The U.S. pilot program launched in late May in the Mid-Atlantic region of New York, New Jersey, Pennsylvania, Maryland and Washington, D.C., with Kroger Co., the country's largest grocery retailer, and Walgreens, one of the nation's largest pharmacy chains, as Loop's founding retailers in the United States. Due to consumer demand, additional East Coast markets were added just a couple months later.
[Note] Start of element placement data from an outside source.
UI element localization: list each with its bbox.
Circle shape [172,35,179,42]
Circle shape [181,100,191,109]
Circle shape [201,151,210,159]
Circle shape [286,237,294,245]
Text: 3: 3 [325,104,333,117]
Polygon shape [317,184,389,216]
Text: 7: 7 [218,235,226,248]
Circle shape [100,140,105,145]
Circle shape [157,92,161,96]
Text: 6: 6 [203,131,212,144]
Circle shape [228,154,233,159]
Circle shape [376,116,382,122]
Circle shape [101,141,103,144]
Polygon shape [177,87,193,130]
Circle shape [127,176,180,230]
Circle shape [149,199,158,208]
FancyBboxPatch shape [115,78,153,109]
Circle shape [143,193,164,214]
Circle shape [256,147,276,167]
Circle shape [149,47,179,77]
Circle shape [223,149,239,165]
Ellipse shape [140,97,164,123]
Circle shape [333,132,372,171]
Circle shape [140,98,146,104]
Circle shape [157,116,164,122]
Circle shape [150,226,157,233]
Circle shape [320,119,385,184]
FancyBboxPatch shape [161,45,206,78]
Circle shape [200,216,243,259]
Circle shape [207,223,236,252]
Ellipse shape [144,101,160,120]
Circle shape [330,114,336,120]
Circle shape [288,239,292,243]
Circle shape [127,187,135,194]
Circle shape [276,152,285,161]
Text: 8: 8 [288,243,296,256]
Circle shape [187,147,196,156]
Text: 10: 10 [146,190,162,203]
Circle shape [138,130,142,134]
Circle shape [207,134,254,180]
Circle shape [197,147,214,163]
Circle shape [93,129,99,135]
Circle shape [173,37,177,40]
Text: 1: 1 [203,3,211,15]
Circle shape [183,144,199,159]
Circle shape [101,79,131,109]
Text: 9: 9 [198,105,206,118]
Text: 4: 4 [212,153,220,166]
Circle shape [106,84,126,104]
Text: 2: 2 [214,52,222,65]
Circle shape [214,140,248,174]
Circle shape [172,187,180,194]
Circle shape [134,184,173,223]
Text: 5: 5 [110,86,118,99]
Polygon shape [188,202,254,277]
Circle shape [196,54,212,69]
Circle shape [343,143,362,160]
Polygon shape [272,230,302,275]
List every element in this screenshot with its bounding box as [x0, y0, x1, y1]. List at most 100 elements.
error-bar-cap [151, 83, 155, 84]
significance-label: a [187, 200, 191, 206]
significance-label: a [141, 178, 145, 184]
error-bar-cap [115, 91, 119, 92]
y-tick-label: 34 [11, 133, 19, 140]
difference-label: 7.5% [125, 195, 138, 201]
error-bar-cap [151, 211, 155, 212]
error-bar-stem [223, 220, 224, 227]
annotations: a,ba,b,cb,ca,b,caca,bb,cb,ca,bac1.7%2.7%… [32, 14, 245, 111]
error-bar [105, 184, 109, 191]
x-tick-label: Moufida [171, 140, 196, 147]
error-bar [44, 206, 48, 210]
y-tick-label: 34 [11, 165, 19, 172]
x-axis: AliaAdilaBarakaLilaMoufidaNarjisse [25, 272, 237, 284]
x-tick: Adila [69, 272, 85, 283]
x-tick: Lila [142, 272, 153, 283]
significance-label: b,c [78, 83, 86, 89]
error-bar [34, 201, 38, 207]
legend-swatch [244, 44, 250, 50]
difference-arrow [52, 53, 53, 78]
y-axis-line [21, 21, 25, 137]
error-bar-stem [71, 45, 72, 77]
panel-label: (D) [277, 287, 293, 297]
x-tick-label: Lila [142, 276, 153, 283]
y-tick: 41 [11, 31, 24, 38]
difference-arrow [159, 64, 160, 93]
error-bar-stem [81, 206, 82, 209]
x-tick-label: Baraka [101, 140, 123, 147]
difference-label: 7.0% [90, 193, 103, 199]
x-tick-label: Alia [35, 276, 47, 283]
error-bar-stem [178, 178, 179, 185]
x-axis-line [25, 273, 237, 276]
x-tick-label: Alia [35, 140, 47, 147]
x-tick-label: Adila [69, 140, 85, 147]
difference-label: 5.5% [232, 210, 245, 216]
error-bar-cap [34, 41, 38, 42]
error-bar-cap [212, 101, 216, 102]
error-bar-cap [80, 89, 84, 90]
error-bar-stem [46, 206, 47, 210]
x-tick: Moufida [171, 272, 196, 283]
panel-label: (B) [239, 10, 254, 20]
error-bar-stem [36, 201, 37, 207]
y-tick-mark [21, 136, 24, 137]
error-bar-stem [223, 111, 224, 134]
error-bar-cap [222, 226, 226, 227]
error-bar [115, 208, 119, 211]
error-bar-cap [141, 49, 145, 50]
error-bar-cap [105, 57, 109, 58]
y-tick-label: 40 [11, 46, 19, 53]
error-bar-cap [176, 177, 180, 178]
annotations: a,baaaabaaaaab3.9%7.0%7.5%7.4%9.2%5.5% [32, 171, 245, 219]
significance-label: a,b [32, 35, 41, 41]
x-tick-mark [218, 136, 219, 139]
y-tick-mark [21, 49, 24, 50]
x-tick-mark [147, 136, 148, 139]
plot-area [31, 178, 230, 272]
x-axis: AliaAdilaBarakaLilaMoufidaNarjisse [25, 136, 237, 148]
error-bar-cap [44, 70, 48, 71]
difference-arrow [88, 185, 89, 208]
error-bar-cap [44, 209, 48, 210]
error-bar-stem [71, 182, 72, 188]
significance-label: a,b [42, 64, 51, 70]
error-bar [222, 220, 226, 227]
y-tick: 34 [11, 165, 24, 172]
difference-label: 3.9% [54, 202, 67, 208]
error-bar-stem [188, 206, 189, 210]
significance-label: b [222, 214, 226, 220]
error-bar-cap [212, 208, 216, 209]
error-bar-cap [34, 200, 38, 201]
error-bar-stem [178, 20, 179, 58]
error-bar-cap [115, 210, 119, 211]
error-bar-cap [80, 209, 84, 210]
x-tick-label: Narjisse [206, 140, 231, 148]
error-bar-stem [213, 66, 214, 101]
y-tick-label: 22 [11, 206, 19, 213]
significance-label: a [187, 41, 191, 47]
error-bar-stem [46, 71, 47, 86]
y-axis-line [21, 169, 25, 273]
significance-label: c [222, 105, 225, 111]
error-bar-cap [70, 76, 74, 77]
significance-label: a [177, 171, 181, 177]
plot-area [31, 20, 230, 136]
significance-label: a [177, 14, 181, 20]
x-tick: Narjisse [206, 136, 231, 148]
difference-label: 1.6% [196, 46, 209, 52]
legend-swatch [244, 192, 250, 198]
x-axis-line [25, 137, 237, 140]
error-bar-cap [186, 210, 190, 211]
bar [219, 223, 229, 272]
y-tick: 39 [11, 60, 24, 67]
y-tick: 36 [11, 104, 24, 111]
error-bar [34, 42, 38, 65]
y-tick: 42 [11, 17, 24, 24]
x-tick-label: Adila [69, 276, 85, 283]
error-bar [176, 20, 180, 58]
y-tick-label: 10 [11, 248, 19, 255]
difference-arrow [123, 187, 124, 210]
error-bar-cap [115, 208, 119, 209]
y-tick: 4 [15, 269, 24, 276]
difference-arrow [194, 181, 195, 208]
Loop will launch in Canada, Germany, Japan, the United Kingdom and the western U.S. in 2020.

==Publications==
Tom created, produced and starred in TerraCycle's reality show, Human Resources which aired 3 ten-episode seasons on Pivot from 2014 to 2016.

He has published four books since 2009:

- Revolution in a Bottle (2009, 2013)
  - Szaky's first book chronicles the young CEO's entrepreneurial beginnings featuring the establishment of TerraCycle.
- Outsmart Waste (2014)
  - Szaky's second book focuses on the environmental degradation associated with the prevailing societal response to waste management.
- Make Garbage Great (2014)
  - The CEO's third published work functions as a how-to-guide for an environmentally conscious lifestyle.
- The Future of Packaging: From Linear to Circular (2019)
  - Szaky's fourth book offers a road map out of the modern waste crisis through packaging design with perspective from 15 innovators in sustainability and was named the book “Most Likely to Save the Planet” by the Independent Publisher Book Awards.

==Personal life==
Tom is married to Avigail Adam and has four children.